While these bundles are logical combinations of strategies, other combinations could just as well be tested. The bundle analysis in Moving Cooler aims to demonstrate potential GHG reductions that arise from interaction when strategies are combined and coordinated.



MOVING COOLER BASELINE

The measures how effective each strategy reduces GHG emissions against a baseline. The authors derive this baseline from a projection of GHG emissions from years 2010 to 2050. They draw on an annual rate of vehicle and fuel technological change, consistent with forecasts of the U.S. Department of Energy in its annual “Alternative Energy Outlook” and the U.S. Department of Transportation’s examination of alterna¬tive Corporate Average Fuel Economy (CAFE). This baseline shows that innovations in vehicle and fuel technology will substantially reduce GHGs but that increases in travel and growth in the U.S. population will largely offset these gains. Consequently, the Moving Cooler baseline shows GHG emissions remaining roughly at 2005 levels through 2050.

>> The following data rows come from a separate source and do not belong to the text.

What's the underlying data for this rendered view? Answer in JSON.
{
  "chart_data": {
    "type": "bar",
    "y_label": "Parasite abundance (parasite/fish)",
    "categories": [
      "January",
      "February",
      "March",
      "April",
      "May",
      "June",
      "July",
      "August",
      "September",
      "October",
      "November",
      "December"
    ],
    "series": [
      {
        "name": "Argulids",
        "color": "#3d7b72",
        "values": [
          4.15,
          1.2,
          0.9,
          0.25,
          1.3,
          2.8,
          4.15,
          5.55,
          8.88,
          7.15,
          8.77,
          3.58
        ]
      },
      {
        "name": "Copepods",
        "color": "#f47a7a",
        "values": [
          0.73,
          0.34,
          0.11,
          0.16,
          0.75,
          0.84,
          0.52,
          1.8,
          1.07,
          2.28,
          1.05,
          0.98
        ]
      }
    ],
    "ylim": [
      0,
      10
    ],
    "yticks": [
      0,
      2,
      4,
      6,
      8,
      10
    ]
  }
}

The reductions in GHG emissions estimated to result from enacting different transportation strategies and bundles are expressed as a reduced percentage from  this baseline.

The figure below illustrates the relationship between the Moving Cooler baseline and some targets for national GHG emission reductions. The American Clean Energy and Security Act (HR 2454) (ACESA)  sets economy-wide GHG reduction targets in 2012, 2020, 2030, and 2050, compared with 2005 emission levels. The Moving Cooler baseline projects GHG emissions that are 104 percent of 2005 emissions. This projection is 21 percent higher than the 2020 targets in the ACESA and assumes that the ACESA reduction targets are distributed proportionately across all sectors.





The study authors developed three baseline scenarios because the results of the strategy analysis are tied to the values in the baseline, and there is a degree of uncertainty with a forecast that extends more than 40 years. The alternative scenarios investigate the sensitivity of individual strategy and strategy bundle GHG reduction estimates to different baseline assumptions. The alternative scenarios assume:
  1. High prices of fuel prices and low level of VMT;
  2. Low prices of fuel and high level of VMT; and
  3. High degree of technology expansion and high levels of fuel economy combined with high levels of VMT
The study authors calculated the GHG emissions by extrapolating the national fuel efficiency standard proposed by President Obama beyond 2016 and assuming the same VMT growth rate as in the Moving Cooler baseline. As a result GHG emissions represent 98 percent of 2005 emissions, or 15 percent less than the 2020 target. The conclusion is that the Obama Administration proposal falls within the range of sensitivity analyses in the Moving Cooler study.